Abstract:
Zircon is widespread and compositionally stable in intermediate–acid magmatic rocks and is resistant to later hydrothermal activities. Therefore, its composition can more accurately record information about mineralizing magmas. Among them, zircon features (such as Ce
4+/Ce
3+, Ce/Ce
*, Eu/Eu
*, and Ce/Nd) have been widely used in evaluating the mineralization potential of granitoids, because they have been found to reflect ore−forming information, such as magmatic oxygen fugacity and water content. However, further studies have revealed that the universality of these geochemical indicators has been questioned.
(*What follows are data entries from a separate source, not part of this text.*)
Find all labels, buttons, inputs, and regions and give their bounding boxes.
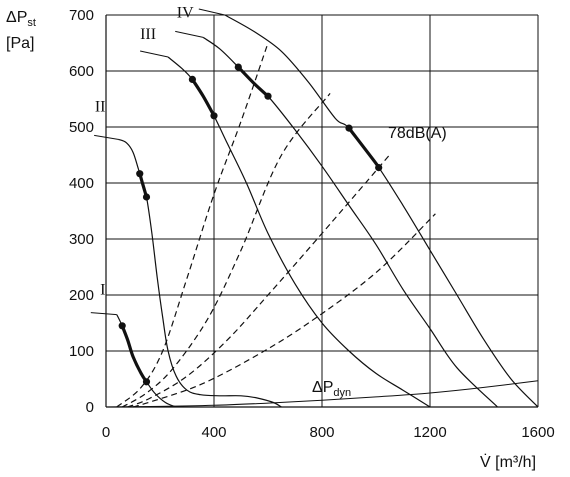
fan-curve-iv-leader [175, 30, 204, 38]
system-curve-4 [132, 213, 436, 408]
x-tick-label-800: 800 [309, 424, 334, 441]
y-axis-label: ΔPst [6, 9, 36, 29]
y-tick-label-700: 700 [69, 7, 94, 24]
system-curve-3 [127, 154, 390, 408]
x-tick-label-400: 400 [201, 424, 226, 441]
fan-curve-v-leader [198, 8, 225, 16]
y-axis-unit: [Pa] [6, 35, 34, 52]
fan-curve-i-point-start [118, 322, 126, 330]
fan-curve-i-operating-range [120, 324, 149, 384]
x-tick-label-1600: 1600 [521, 424, 554, 441]
x-axis-label: V̇ [m³/h] [480, 453, 536, 471]
label-layer: ΔPst [Pa] V̇ [m³/h] 78dB(A) ΔPdyn [6, 9, 536, 471]
dynamic-pressure-curve [105, 380, 539, 408]
fan-curve-ii [117, 138, 282, 408]
system-curve-2 [121, 93, 331, 408]
fan-curve-iv-point-end [264, 92, 272, 100]
fan-curve-iii-operating-range [190, 77, 216, 118]
fan-curve-ii-operating-range [138, 172, 149, 199]
fan-curve-iii-point-end [210, 112, 218, 120]
y-tick-label-300: 300 [69, 231, 94, 248]
fan-curve-v [224, 14, 539, 408]
annotation-78dba: 78dB(A) [388, 125, 447, 142]
fan-curve-v-point-end [375, 164, 383, 172]
fan-curve-iii-label: III [140, 26, 156, 43]
x-tick-label-0: 0 [102, 424, 110, 441]
y-tick-label-100: 100 [69, 343, 94, 360]
fan-curve-i-point-end [142, 378, 151, 386]
fan-curve-i-label: I [100, 282, 105, 299]
fan-curve-ii-label: II [95, 98, 106, 115]
axes: 0 100 200 300 400 500 600 700 0 400 800 1200 1600 [69, 7, 555, 441]
y-tick-label-600: 600 [69, 63, 94, 80]
fan-curve-iii-point-start [188, 75, 196, 83]
dynamic-pressure-label: ΔPdyn [312, 379, 351, 399]
fan-curve-i-leader [90, 312, 117, 316]
x-tick-label-1200: 1200 [413, 424, 446, 441]
y-tick-label-0: 0 [86, 399, 94, 416]
fan-curve-iii [167, 56, 431, 408]
fan-curve-i [116, 314, 177, 408]
fan-curve-iii-leader [139, 50, 169, 58]
fan-curve-ii-point-start [136, 170, 144, 178]
fan-curve-iv-operating-range [236, 65, 270, 98]
fan-curve-v-operating-range [347, 126, 381, 170]
system-curve-1 [116, 42, 269, 408]
fan-curve-ii-point-end [142, 193, 151, 201]
fan-curve-v-point-start [345, 124, 353, 132]
y-tick-label-500: 500 [69, 119, 94, 136]
grid [106, 14, 539, 407]
curve-layer: IIIIIIIVV [90, 4, 539, 408]
y-tick-label-200: 200 [69, 287, 94, 304]
fan-curve-iv-label: IV [177, 4, 194, 21]
y-tick-label-400: 400 [69, 175, 94, 192]
fan-curve-iv-point-start [234, 63, 242, 71]
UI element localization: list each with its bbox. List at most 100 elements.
In addition, the proposed methods for discriminating mineralization capacity are all based on the current “limited understanding” of mineralized rocks, and considering the complexity of the mineralization process, much geochemical information reflecting the capacity of magmatic mineralization may not have been revealed yet. Therefore, in the paper, taking the Qimantagh mineralized zone of the East Kunlun as an example, and with the help of one of the most widely used machine learning algorithms today (Support Vector Machine), the authors trained machine learning on zircon data from porphyry skarn Cu−Fe−Pb−Zn mineralized rock bodies in the region and zircon data from non−mineralized rock bodies around the world, and the aim is to excavate zircon trace element signatures that reflect magmatic mineralization capacity, so as to construct a new discriminative schema for granite mineralization potential. The results of the model training show that among 21 common zircon trace element features, five element features, Gd, Dy, Yb, Y and Tm are the most important for identifying the magmatic mineralization ability; based on this, 10 binary discriminant diagrams are established in this paper, and their accuracy rates in identifying mineralized and non−mineralized rock bodies are close to 1. The present study show that the use of machine learning methods and geological big data can be used to explore the potential of granite mineralization which is difficult to study with traditional research methods. The study demonstrates that machine learning methods and geological big data can be used to mine new geochemical indicators and diagrams that are difficult to discover by traditional research methods, which is of great significance to deeply understand the genesis of mineral deposits and guide the prospecting and exploration of minerals.